Eksklusif

Tak Selamanya Gula itu Jahat

Yopi Makdori — Asumsi.co

featured image
Ilustrasi

Gula menjadi barang penting bagi Tya Shakina Putri. Tanpa gula, bisa jadi perempuan berusia 22 tahun itu bakal menjalani hari sambil uring-uringan.

Tya punya seribu alasan untuk terus mengkonsumsi makanan dan minuman manis. Bila dahaga tiba, minuman manis obatnya. Bahkan Tya sempat menjadi orang yang menolak air mineral.

“Waktu itu saya sama sekali tidak mau minum air putih, rasanya enek kayak mau muntah. Tapi baru-baru ini saya sudah bisa minum air putih, sejak tinggal sama kakak di Jakarta,” kata Tya berbicara kepada Asumsi.co beberapa waktu lalu.

Tak hanya soal minuman. Untuk masalah cemilan pun ia sudah pasti akan memilih yang manis-manis. Kebiasaan Tya ini sudah berlangsung sejak ia masih anak-anak.

“Rasanya kayak lebih bahagia ketika minum manis atau makan-makanan manis,” ungkapnya.

Namun, Tya kini sudah berdamai dengan air mineral. Semakin dewasa, kesadaran soal kesehatan makin terbuka. Sekarang ia paham betul, kalau gula berlebih tak baik bagi kesehatannya.

Sebenarnya apa yang terjadi apa Tya bukanlah hal aneh. Apalagi sifat primitif manusia disebut tetap melekat pada manusia modern.
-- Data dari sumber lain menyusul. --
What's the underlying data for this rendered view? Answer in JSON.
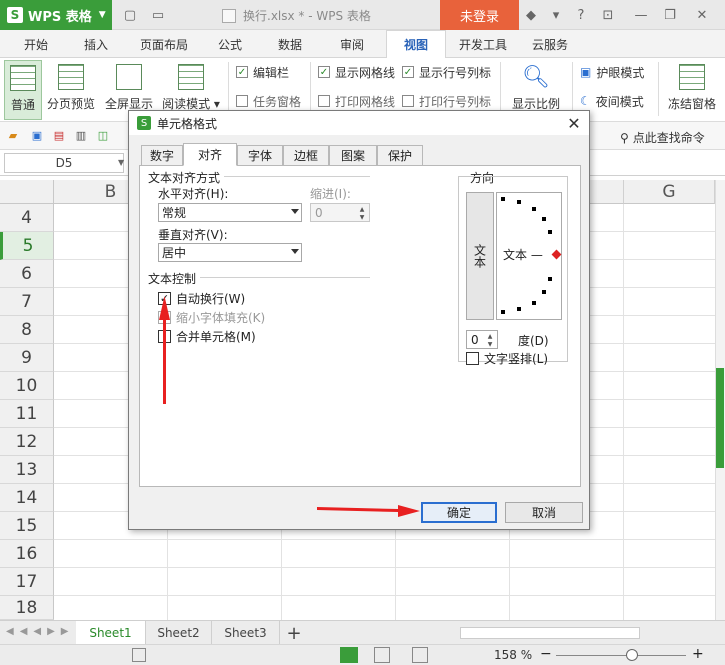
{
  "app": {
    "name": "WPS 表格",
    "login_label": "未登录"
  },
  "document": {
    "title": "换行.xlsx * - WPS 表格"
  },
  "menu_tabs": [
    "开始",
    "插入",
    "页面布局",
    "公式",
    "数据",
    "审阅",
    "视图",
    "开发工具",
    "云服务"
  ],
  "active_menu_tab": "视图",
  "ribbon": {
    "normal_label": "普通",
    "page_break_label": "分页预览",
    "fullscreen_label": "全屏显示",
    "reading_mode_label": "阅读模式",
    "checks": [
      {
        "label": "编辑栏",
        "checked": true
      },
      {
        "label": "任务窗格",
        "checked": false
      },
      {
        "label": "显示网格线",
        "checked": true
      },
      {
        "label": "打印网格线",
        "checked": false
      },
      {
        "label": "显示行号列标",
        "checked": true
      },
      {
        "label": "打印行号列标",
        "checked": false
      }
    ],
    "zoom_label": "显示比例",
    "eye_mode_label": "护眼模式",
    "night_mode_label": "夜间模式",
    "freeze_label": "冻结窗格"
  },
  "quickbar": {
    "find_command": "点此查找命令"
  },
  "formula_bar": {
    "name_box": "D5"
  },
  "grid": {
    "columns": [
      "B",
      "G"
    ],
    "rows": [
      "4",
      "5",
      "6",
      "7",
      "8",
      "9",
      "10",
      "11",
      "12",
      "13",
      "14",
      "15",
      "16",
      "17",
      "18"
    ],
    "selected_row": "5"
  },
  "sheets": [
    "Sheet1",
    "Sheet2",
    "Sheet3"
  ],
  "active_sheet": "Sheet1",
  "status": {
    "zoom": "158 %"
  },
  "dialog": {
    "title": "单元格格式",
    "tabs": [
      "数字",
      "对齐",
      "字体",
      "边框",
      "图案",
      "保护"
    ],
    "active_tab": "对齐",
    "text_alignment_group": "文本对齐方式",
    "horizontal_label": "水平对齐(H):",
    "horizontal_value": "常规",
    "indent_label": "缩进(I):",
    "indent_value": "0",
    "vertical_label": "垂直对齐(V):",
    "vertical_value": "居中",
    "text_control_group": "文本控制",
    "wrap_text_label": "自动换行(W)",
    "wrap_text_checked": true,
    "shrink_label": "缩小字体填充(K)",
    "merge_label": "合并单元格(M)",
    "orientation_group": "方向",
    "vertical_text": "文本",
    "dial_text": "文本 —",
    "degree_value": "0",
    "degree_label": "度(D)",
    "vertical_layout_label": "文字竖排(L)",
    "ok_label": "确定",
    "cancel_label": "取消"
  },
  "colors": {
    "accent": "#3a9d3a",
    "arrow": "#e82020",
    "login": "#e8623b",
    "dialog_default_border": "#2a6ed0"
  }
}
Peneliti di BrainsCAN, Western University, Kanada, Amy Reichelt mengatakan, manusia memiliki sistem otak bawaan yang membuat mereka menyukai makanan manis karena merupakan sumber energi yang bagus untuk bahan bakar tubuh. Mekanisme dalam sistem otak manusia ini ditujukan untuk memaksimalkan kelangsungan hidup mereka sebagai spesies di dunia.

“Ketika kita makan makanan manis, sistem penghargaan otak, yang disebut sistem dopamin mesolimbik, diaktifkan. Dopamin adalah zat kimia otak yang dilepaskan oleh neuron dan dapat memberi sinyal bahwa suatu peristiwa itu positif. Ketika sistem penghargaan diaktifkan, itu memperkuat perilaku, membuatnya lebih mungkin bagi kita untuk melakukan tindakan ini lagi,” kata Amy Reichelt melalui The Conversation.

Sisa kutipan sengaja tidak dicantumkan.